杨琳甜甜的一笑”嗯。”说着两人便出了门,早上太阳照得暖暖的。也许是杨琳跟自己重归于好了,王伟今天显得特别的高兴,一路上有说有笑的。早上的公园里来来往往锻炼身体的人,王伟牵着杨琳的手,呼吸着清晨凉爽的空气,从今天开始重新过自己的生活。
王伟对杨琳谄媚的说:”回家后,家里的什么家务活全都交给我了,你就享享清福!”
杨琳白了他一眼。”别贫了。”
一上午,杨琳和王伟首先在公园里转了几圈,然后将公园里的游乐场玩了个片,最后两人玩的精疲力尽才不舍的回来了家。
房东太太正在为电视剧里的情节感动的抹眼泪,门口传来了敲门声。房东太太纳闷这个时候还有谁来找自己,会不会是他?房东太太心里一喜,从沙发起身,穿起拖鞋开了门。
从门口进来了两个标标志志的警察。李昱见房东是一个胖胖的女人,亮出了证件对房东太太说:”你好,我是本市警局的队长李昱。”然后又指着小刘说;”这是我的搭档小刘。”
房东太太见进来的是两个警察,吓了一跳,招呼着两人进了屋。
”昨晚的事你知道了吗?”李昱开门见山的问。
房东太太叹了口气说:”出了这么大的的事,我肯定知道。”
李昱点点头说:”那好,废话我也不多说,我问你,那间出租的房子有几串钥匙?”
房东太太做出”任你搜”的样子说:”真的就一串,你想,假如房客丢了什么贵重物品,我也难当责任,所以我向来就只准备一串钥匙。”
李昱觉得这话也有道理,想了想又问:”你以前有没有过钥匙遗失的现象?”
房东太太肯定的回答:”从来没有过。”
李昱紧紧的看着房东太太的眼角,她眼里看不出一丝慌乱。白来了,房东太太这里没有新的突破口,李昱在心里想着,然后又对房东太太说:”如果你想起什么不对的地方请及时联系警方,也许对案情有帮助。”

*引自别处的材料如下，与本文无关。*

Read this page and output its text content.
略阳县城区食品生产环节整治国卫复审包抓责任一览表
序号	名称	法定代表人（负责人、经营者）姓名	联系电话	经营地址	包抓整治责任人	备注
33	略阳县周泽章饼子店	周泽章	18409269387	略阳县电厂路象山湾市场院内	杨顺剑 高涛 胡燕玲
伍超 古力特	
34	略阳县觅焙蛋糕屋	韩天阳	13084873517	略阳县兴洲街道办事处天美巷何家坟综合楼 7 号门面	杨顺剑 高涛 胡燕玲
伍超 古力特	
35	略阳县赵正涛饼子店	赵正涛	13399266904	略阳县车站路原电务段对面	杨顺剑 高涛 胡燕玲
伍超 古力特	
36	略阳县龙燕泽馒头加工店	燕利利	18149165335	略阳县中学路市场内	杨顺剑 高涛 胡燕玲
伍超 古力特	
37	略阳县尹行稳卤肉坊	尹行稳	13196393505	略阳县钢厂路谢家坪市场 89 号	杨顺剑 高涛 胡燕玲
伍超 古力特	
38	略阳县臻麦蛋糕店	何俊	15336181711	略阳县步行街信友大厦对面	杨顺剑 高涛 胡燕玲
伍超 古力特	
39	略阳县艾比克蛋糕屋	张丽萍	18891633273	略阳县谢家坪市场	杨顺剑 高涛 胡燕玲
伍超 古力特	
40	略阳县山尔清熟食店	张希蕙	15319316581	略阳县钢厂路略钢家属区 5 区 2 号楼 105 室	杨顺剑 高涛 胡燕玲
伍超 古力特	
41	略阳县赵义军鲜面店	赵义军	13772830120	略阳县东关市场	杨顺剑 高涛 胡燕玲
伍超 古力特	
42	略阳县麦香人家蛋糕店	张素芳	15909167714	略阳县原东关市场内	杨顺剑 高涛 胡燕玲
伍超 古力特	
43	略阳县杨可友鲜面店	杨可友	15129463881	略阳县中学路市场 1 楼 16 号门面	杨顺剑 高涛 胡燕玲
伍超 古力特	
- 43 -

房东太太吃吃的一笑。”那当然,帮助警方破案是我们百姓的职责。”
”好了,打扰了,那我们走了。”说完,李昱便和小刘离开了房东太太的家里。
下了楼梯,李昱和小刘谈论着案情,李昱低着头沉思着,缓缓地说:”房东有问题。”
小刘赞同的说:”我也觉得,一般来说,就算再是为了房客的隐私,自己也会保留一套钥匙的,以防房客不小心把钥匙弄丢。”
两人说着进了车,李昱把手靠在车窗上。”别吊死在一棵树上了,我们应该从其他的方向上来判断凶手。”
小刘皱着眉头问:”其他的?”
李昱发动车子说:”对。我们先来整理思路,首先可以确定前面几天不断出现在杨琳家的是同一个人,也就是凶手。凶手为什么要这样做呢?而且一次比一次的严重,最后竟然杀了人。”
小刘从口袋里掏出打火机,点燃了香烟。”呵呵,这凶手好像有问题,专门以吓人为乐。”
李昱控制着方向盘说;”结合这些线索,我认为最有可能的是,凶手这样做是想要达到自己某种目的的。”
小刘吐出了口烟说:”你前面已经说过的,但凶手到底是为了达到什么目的。”
李昱摇摇头说:”要是知道的话凶手就抓住了。”
车开到了警局,两人径直上楼到了办公室。李昱坐在沙发上还在思索着,小刘坐在办公桌的电脑前玩起了三国杀。
”头儿,就别想了,想也想不出。”
见李昱没说话,小刘继续玩他的游戏。玩了一会,突然见李昱好像发现了新大陆一般说;”我知道怎么抓住凶手了。”
八
从公园回来后,已经中午了为了能让杨琳在自己那儿住的舒服,王伟特意赶回自己家里清扫卫生,等会接杨琳。杨琳见王伟对自己这么好,在心里一笑。看了手机上的时间,快12点30了,杨琳准备随便找个地方吃一顿,这时,手机响了起来,看了来电显示,是一个陌生的号码,杨琳觉得奇怪,但还是接通了电话。
”喂,你好,你是?”
”这么快就不记得我啦,我是昨晚案件的负责人李昱。”
杨琳脑海中浮现昨晚见李昱那张帅气的脸。”哦,有什么事吗?”
”你吃了中饭了吗?没吃的话就来你家楼下的餐厅,我有很重要的事和你说。”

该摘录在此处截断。